The California investigations aren't yet complete, but the whistleblowers who filed the complaints charge that the problems boiled down to management's demands.But don't worry. The national office is on the case.
"The goals had everything to do with speed, and nothing to do with accuracy," said Craig Baltz, a former worker in one of the Census Bureau's two Fresno, Calif. offices. "Instead of slowing down to ensure accurate data, we sped up."
Baltz charged that in some difficult-to-reach areas, "enumerators had two choices: Turn in accurate work and get written up or terminated, or falsify data and keep working." Baltz worked for the census from last October till July.
In one case, a former census worker allegedly tallied residents of a migrant farm workers' camp in California's San Joaquin Valley, but the camp itself was empty, abandoned because of the region's shortage of irrigation water.
"There was abuse of authority and mismanagement," charged Nell Taylan, a veteran human relations specialist who worked in the Salinas office. "I've never seen anything like it."Does anyone buy that the National Director of the Census has any ability to estimate how many interviewers falsified data? Then there are the possible IT problems. If there were problems in California, do you think that the other states are immune?
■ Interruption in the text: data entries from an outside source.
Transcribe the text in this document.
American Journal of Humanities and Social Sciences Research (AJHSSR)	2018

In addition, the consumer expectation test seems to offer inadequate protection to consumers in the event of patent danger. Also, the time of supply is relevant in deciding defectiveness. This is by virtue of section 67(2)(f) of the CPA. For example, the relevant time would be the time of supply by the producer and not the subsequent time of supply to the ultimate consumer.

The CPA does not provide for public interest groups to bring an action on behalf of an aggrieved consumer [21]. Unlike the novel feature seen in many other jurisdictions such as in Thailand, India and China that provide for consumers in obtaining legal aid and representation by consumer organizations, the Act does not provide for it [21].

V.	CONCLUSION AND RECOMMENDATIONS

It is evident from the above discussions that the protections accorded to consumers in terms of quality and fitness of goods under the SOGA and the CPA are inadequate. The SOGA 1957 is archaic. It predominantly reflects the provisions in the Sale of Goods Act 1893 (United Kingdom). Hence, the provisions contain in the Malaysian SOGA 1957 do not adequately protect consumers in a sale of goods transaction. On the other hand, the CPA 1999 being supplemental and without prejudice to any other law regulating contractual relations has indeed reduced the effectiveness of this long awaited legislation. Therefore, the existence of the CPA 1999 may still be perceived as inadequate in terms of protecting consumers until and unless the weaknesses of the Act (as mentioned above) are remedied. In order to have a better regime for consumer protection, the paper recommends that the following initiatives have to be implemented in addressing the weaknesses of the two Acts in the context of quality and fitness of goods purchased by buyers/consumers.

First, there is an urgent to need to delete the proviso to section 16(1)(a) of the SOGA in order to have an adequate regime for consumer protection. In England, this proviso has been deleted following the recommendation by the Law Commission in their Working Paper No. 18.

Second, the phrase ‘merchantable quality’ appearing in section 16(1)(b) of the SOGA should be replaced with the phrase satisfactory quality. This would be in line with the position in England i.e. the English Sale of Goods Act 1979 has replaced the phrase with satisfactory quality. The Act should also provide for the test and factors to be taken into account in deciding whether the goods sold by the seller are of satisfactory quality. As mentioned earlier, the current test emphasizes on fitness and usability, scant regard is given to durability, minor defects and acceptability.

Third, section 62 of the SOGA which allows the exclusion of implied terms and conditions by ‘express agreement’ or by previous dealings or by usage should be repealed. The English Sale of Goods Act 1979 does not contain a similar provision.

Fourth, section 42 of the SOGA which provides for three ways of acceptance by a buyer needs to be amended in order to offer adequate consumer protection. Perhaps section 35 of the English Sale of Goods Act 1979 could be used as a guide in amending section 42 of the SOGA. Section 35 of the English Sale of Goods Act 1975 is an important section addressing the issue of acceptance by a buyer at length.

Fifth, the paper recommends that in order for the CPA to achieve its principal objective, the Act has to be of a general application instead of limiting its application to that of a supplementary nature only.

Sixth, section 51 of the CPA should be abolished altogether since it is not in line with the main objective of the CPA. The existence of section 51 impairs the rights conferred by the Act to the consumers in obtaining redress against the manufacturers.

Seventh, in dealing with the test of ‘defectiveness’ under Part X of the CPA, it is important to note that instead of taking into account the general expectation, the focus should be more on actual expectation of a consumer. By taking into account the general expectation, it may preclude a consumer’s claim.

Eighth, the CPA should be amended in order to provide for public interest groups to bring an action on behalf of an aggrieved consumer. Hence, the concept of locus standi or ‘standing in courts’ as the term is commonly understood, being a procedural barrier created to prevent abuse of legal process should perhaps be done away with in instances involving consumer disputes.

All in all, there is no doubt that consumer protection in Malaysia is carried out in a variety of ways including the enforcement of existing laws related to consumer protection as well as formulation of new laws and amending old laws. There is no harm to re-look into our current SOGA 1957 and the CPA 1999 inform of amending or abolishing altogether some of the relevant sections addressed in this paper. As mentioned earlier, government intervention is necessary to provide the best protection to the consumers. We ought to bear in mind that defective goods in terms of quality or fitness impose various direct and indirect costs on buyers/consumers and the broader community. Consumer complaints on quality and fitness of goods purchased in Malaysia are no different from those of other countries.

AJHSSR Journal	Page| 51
Census Bureau officials say they've done everything possible to ensure an accurate population tabulation. Asked specifically about alleged problems in California, a spokesman referred to comments July 27 by [National Director] Groves in which he stressed the agency's nationwide quality-control efforts, which include double-checking answers from a sampling of households.
Groves said that suspicious errors that could mean falsification of data were made by "less than a thousand" of the 565,000 field interviewers nationwide.